1605 The Gunpowder Plot exposed.
Remember, remember the Fifth of November:
Gunpowder, treason and plot!
I can think of no reason why gunpowder treason
Should ever be forgot.
The open practice of Roman Catholicism had been banned since 1559 but many English families remained loyal to the Catholic church. They had hoped that the accession of King James to the throne in 1603 would lead to religious toleration. James was, after all, the son of Mary Queen of Scots the Catholic martyr, and a man known to be in favour of peace. But both extreme Protestants, the Puritans, and Catholics were to be disappointed by the king’s religious policies. It was the opinion of William Cecil, the advisor to James, that “the state would never be in safety, where there was toleration of two religions. For there is no enmity so great as that of religion, and they that differ in the service of God can never agree in service of their country”.
A group of disappointed Catholics decided that violence was the answer. They planned to blow up the opening of the 1605 Parliament and, at a stroke, wipe out the leadership of Protestant England. The king, his sons, the English aristocracy, and all of the bishops of the Anglican Church were expected to die in the explosion.

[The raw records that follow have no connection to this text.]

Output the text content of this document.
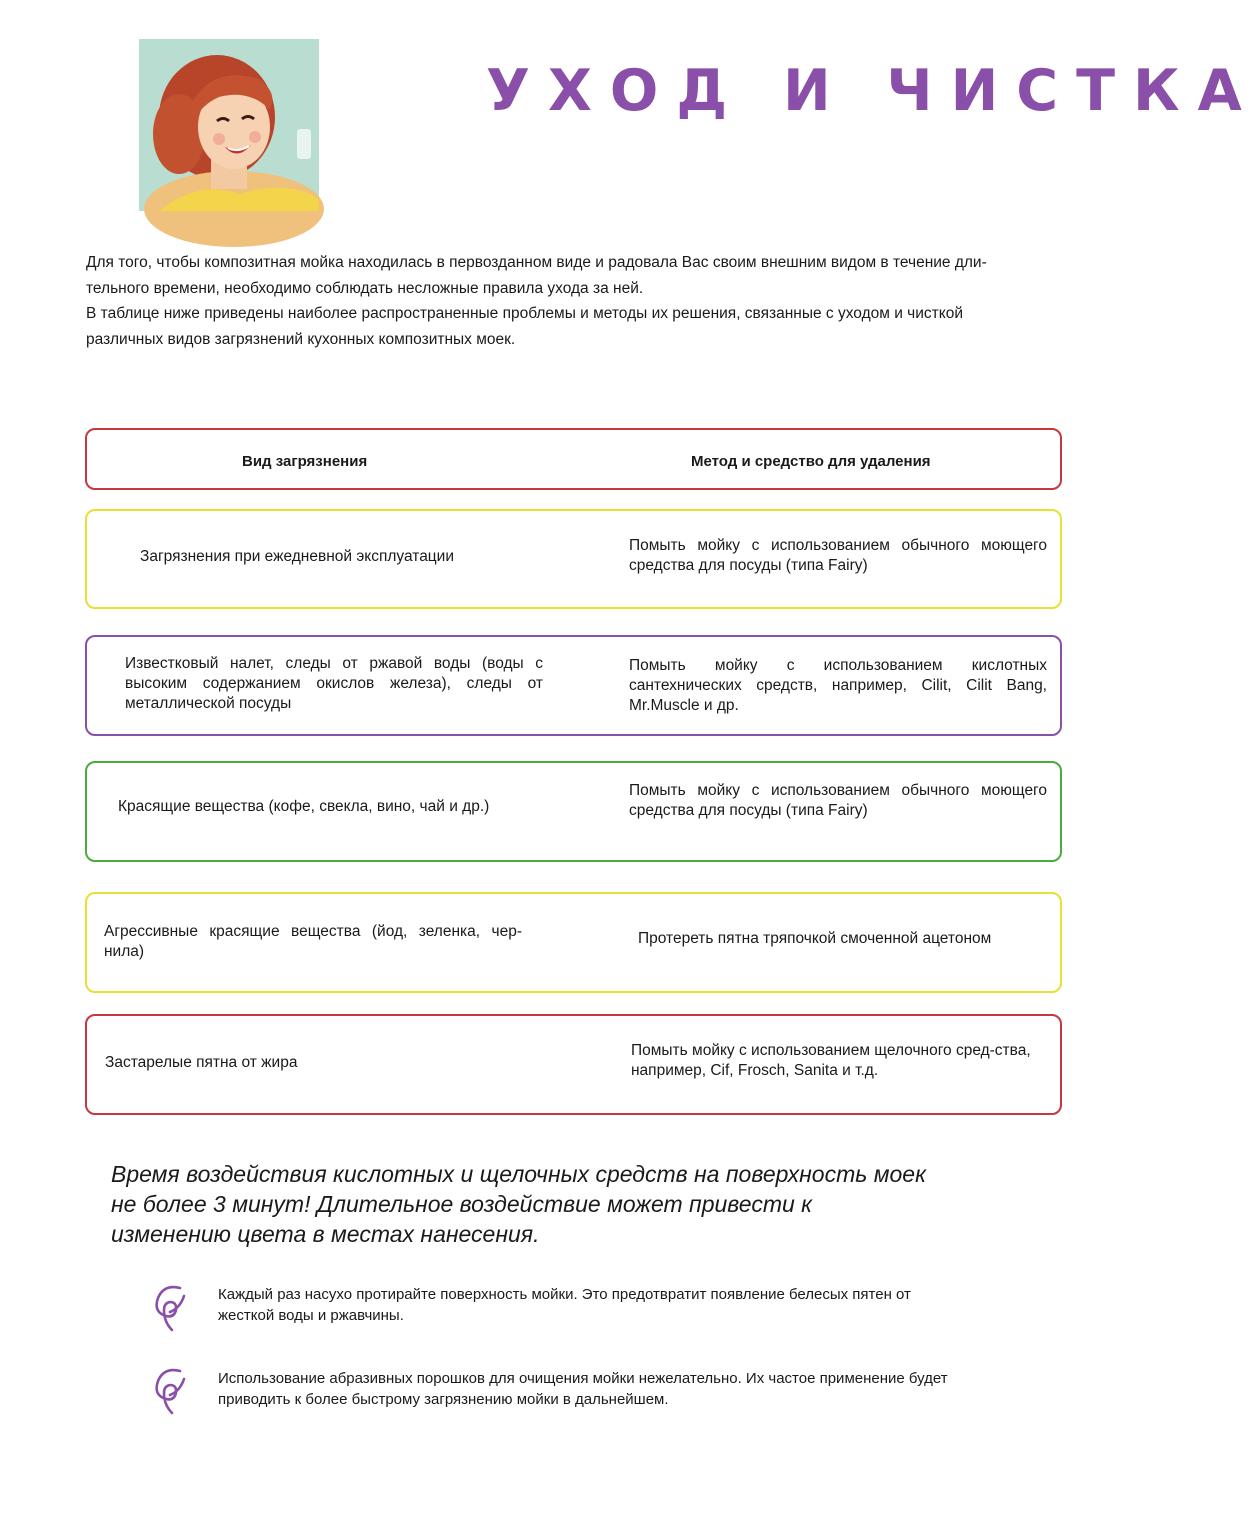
УХОД И ЧИСТКА

Для того, чтобы композитная мойка находилась в первозданном виде и радовала Вас своим внешним видом в течение дли-

тельного времени, необходимо соблюдать несложные правила ухода за ней.

В таблице ниже приведены наиболее распространенные проблемы и методы их решения, связанные с уходом и чисткой

различных видов загрязнений кухонных композитных моек.

Вид загрязнения	Метод и средство для удаления
Загрязнения при ежедневной эксплуатации
Помыть мойку с использованием обычного моющего средства для посуды (типа Fairy)
Известковый налет, следы от ржавой воды (воды с высоким содержанием окислов железа), следы от металлической посуды
Помыть мойку с использованием кислотных сантехнических средств, например, Cilit, Cilit Bang, Mr.Muscle и др.
Красящие вещества (кофе, свекла, вино, чай и др.)
Помыть мойку с использованием обычного моющего средства для посуды (типа Fairy)
Агрессивные красящие вещества (йод, зеленка, чер-нила)
Протереть пятна тряпочкой смоченной ацетоном
Застарелые пятна от жира
Помыть мойку с использованием щелочного сред-ства, например, Cif, Frosch, Sanita и т.д.
Время воздействия кислотных и щелочных средств на поверхность моек
не более 3 минут! Длительное воздействие может привести к
изменению цвета в местах нанесения.
Каждый раз насухо протирайте поверхность мойки. Это предотвратит появление белесых пятен от
жесткой воды и ржавчины.
Использование абразивных порошков для очищения мойки нежелательно. Их частое применение будет
приводить к более быстрому загрязнению мойки в дальнейшем.
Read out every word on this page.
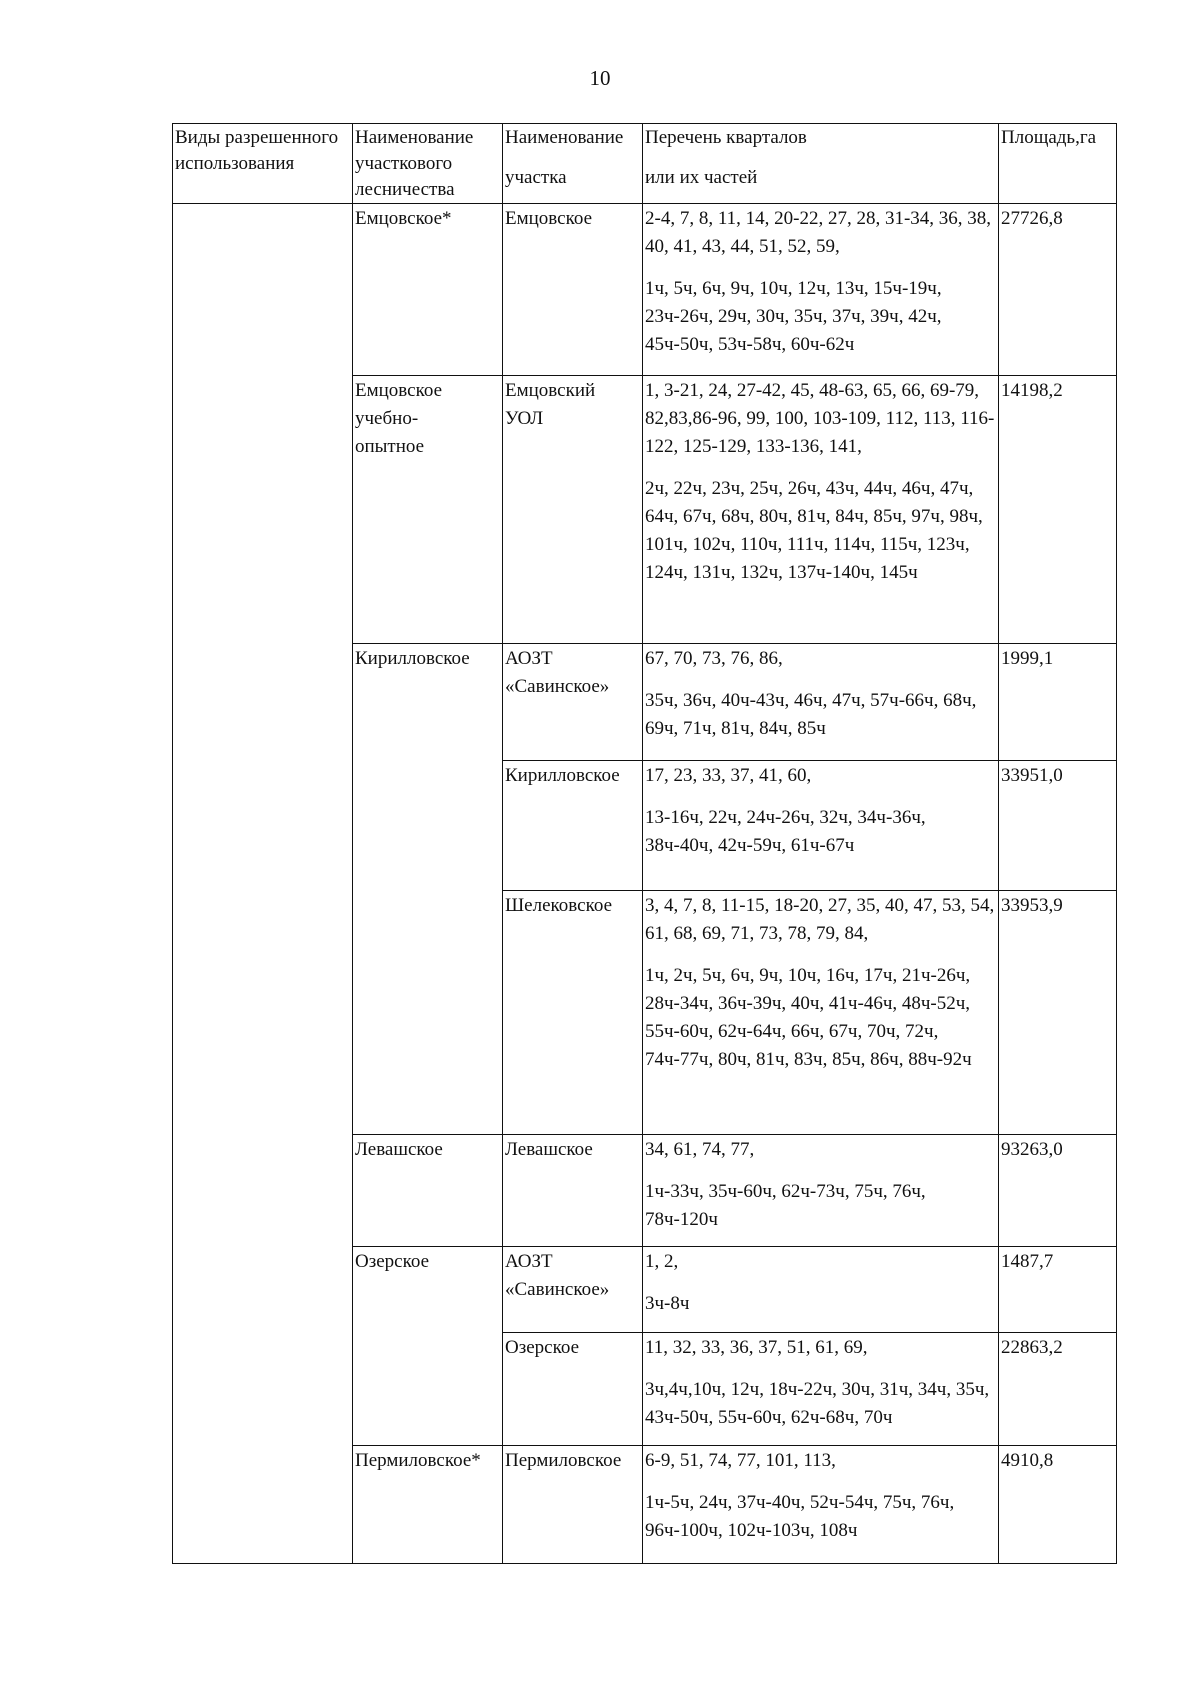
10
Виды разрешенного использования	Наименование участкового лесничества	Наименование
участка	Перечень кварталов
или их частей	Площадь,га
	Емцовское*	Емцовское	2-4, 7, 8, 11, 14, 20-22, 27, 28, 31-34, 36, 38, 40, 41, 43, 44, 51, 52, 59,
1ч, 5ч, 6ч, 9ч, 10ч, 12ч, 13ч, 15ч-19ч, 23ч-26ч, 29ч, 30ч, 35ч, 37ч, 39ч, 42ч, 45ч-50ч, 53ч-58ч, 60ч-62ч	27726,8
	Емцовское учебно-опытное	Емцовский УОЛ	1, 3-21, 24, 27-42, 45, 48-63, 65, 66, 69-79, 82,83,86-96, 99, 100, 103-109, 112, 113, 116-122, 125-129, 133-136, 141,
2ч, 22ч, 23ч, 25ч, 26ч, 43ч, 44ч, 46ч, 47ч, 64ч, 67ч, 68ч, 80ч, 81ч, 84ч, 85ч, 97ч, 98ч, 101ч, 102ч, 110ч, 111ч, 114ч, 115ч, 123ч, 124ч, 131ч, 132ч, 137ч-140ч, 145ч	14198,2
	Кирилловское	АОЗТ «Савинское»	67, 70, 73, 76, 86,
35ч, 36ч, 40ч-43ч, 46ч, 47ч, 57ч-66ч, 68ч, 69ч, 71ч, 81ч, 84ч, 85ч	1999,1
		Кирилловское	17, 23, 33, 37, 41, 60,
13-16ч, 22ч, 24ч-26ч, 32ч, 34ч-36ч, 38ч-40ч, 42ч-59ч, 61ч-67ч	33951,0
		Шелековское	3, 4, 7, 8, 11-15, 18-20, 27, 35, 40, 47, 53, 54, 61, 68, 69, 71, 73, 78, 79, 84,
1ч, 2ч, 5ч, 6ч, 9ч, 10ч, 16ч, 17ч, 21ч-26ч, 28ч-34ч, 36ч-39ч, 40ч, 41ч-46ч, 48ч-52ч, 55ч-60ч, 62ч-64ч, 66ч, 67ч, 70ч, 72ч, 74ч-77ч, 80ч, 81ч, 83ч, 85ч, 86ч, 88ч-92ч	33953,9
	Левашское	Левашское	34, 61, 74, 77,
1ч-33ч, 35ч-60ч, 62ч-73ч, 75ч, 76ч, 78ч-120ч	93263,0
	Озерское	АОЗТ «Савинское»	1, 2,
3ч-8ч	1487,7
		Озерское	11, 32, 33, 36, 37, 51, 61, 69,
3ч,4ч,10ч, 12ч, 18ч-22ч, 30ч, 31ч, 34ч, 35ч, 43ч-50ч, 55ч-60ч, 62ч-68ч, 70ч	22863,2
	Пермиловское*	Пермиловское	6-9, 51, 74, 77, 101, 113,
1ч-5ч, 24ч, 37ч-40ч, 52ч-54ч, 75ч, 76ч, 96ч-100ч, 102ч-103ч, 108ч	4910,8
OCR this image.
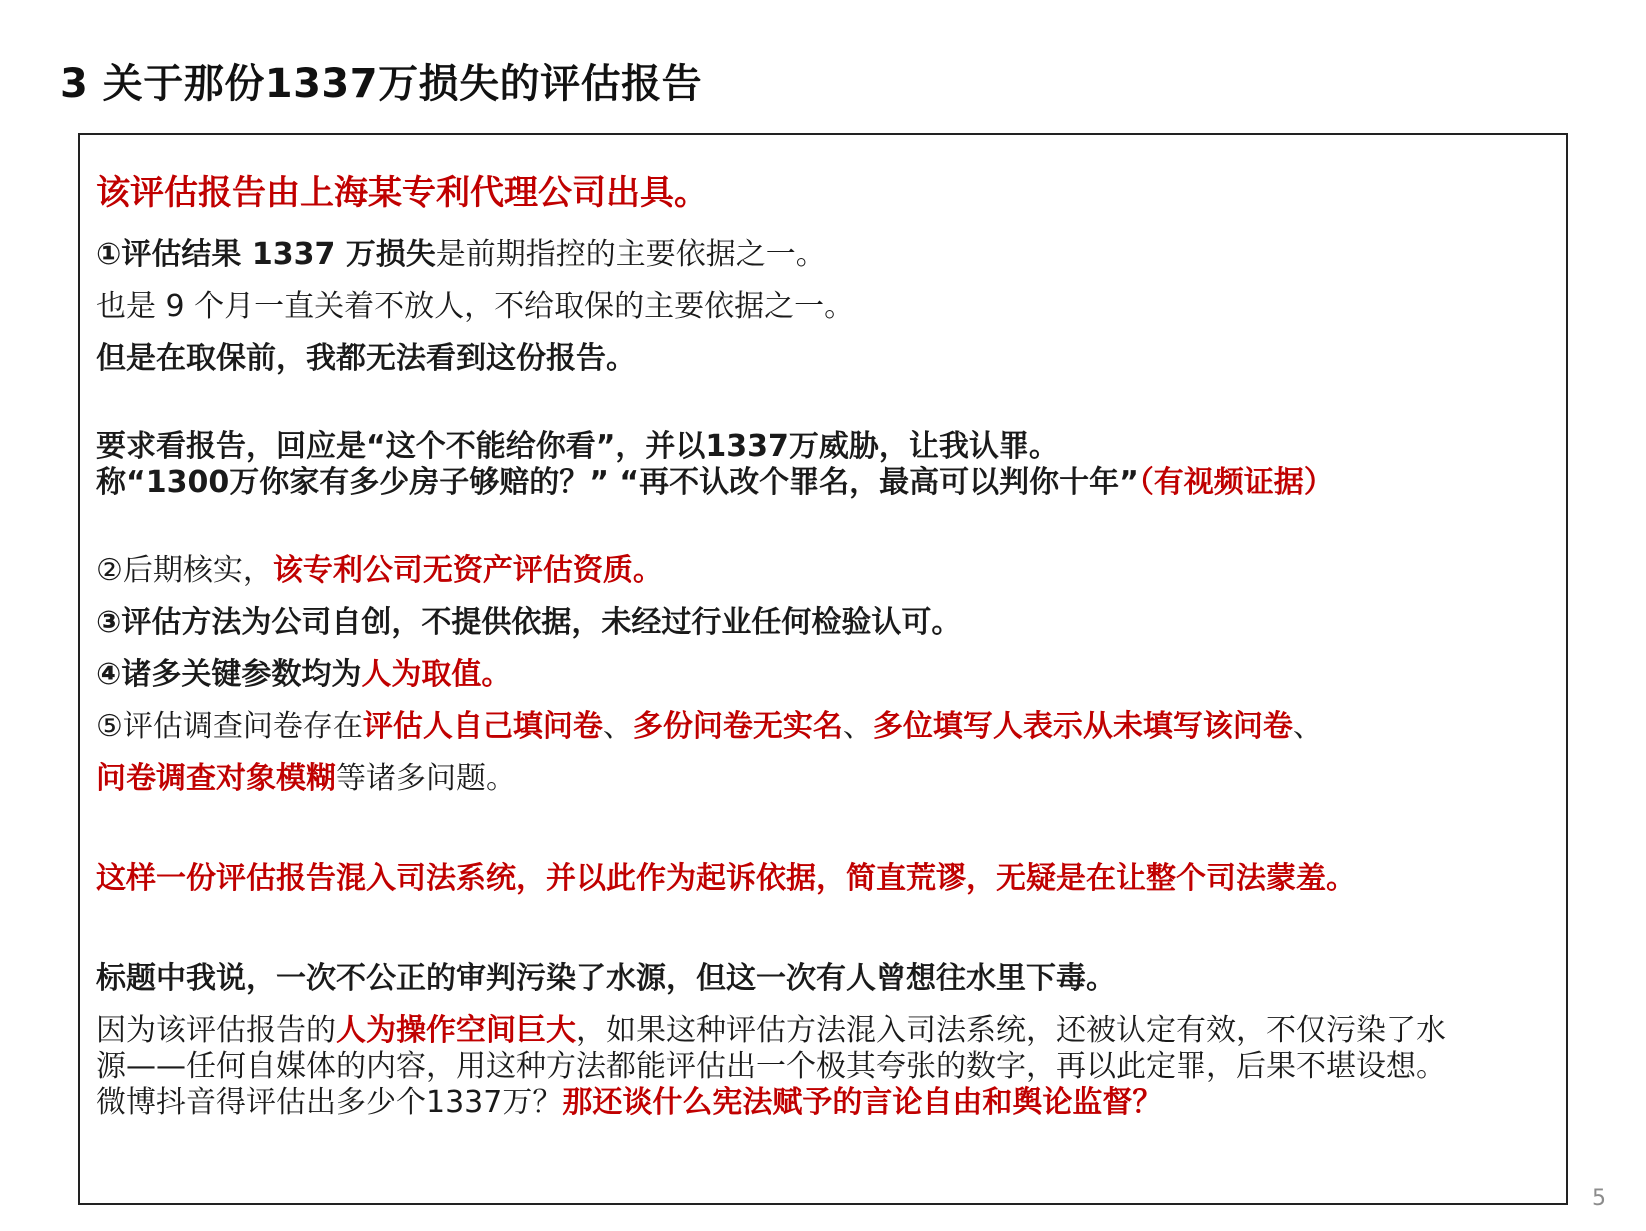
3 关于那份1337万损失的评估报告

该评估报告由上海某专利代理公司出具。

①评估结果 1337 万损失是前期指控的主要依据之一。

也是 9 个月一直关着不放人，不给取保的主要依据之一。

但是在取保前，我都无法看到这份报告。

要求看报告，回应是“这个不能给你看”，并以1337万威胁，让我认罪。

称“1300万你家有多少房子够赔的？” “再不认改个罪名，最高可以判你十年”（有视频证据）

②后期核实，该专利公司无资产评估资质。

③评估方法为公司自创，不提供依据，未经过行业任何检验认可。

④诸多关键参数均为人为取值。

⑤评估调查问卷存在评估人自己填问卷、多份问卷无实名、多位填写人表示从未填写该问卷、

问卷调查对象模糊等诸多问题。

这样一份评估报告混入司法系统，并以此作为起诉依据，简直荒谬，无疑是在让整个司法蒙羞。

标题中我说，一次不公正的审判污染了水源，但这一次有人曾想往水里下毒。

因为该评估报告的人为操作空间巨大，如果这种评估方法混入司法系统，还被认定有效，不仅污染了水

源——任何自媒体的内容，用这种方法都能评估出一个极其夸张的数字，再以此定罪，后果不堪设想。

微博抖音得评估出多少个1337万？那还谈什么宪法赋予的言论自由和舆论监督？

5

Princess Elizabeth (age 9) would be abducted and made a figure-head queen while a general uprising of Catholics would seize the nation’s strong points. Barrels of gunpowder had been placed under the Houses of Parliament but one of the conspirators foolishly warned a Catholic nobleman to stay away from the opening and he alerted the authorities. Explosives expect Guy Fawkes was arrested at the site and his fellow conspirators were rounded up; they were all tried and gruesomely executed.
November 5 became known as Guy Fawkes Day and the date became a national, patriotic, anti-Catholic holiday for centuries.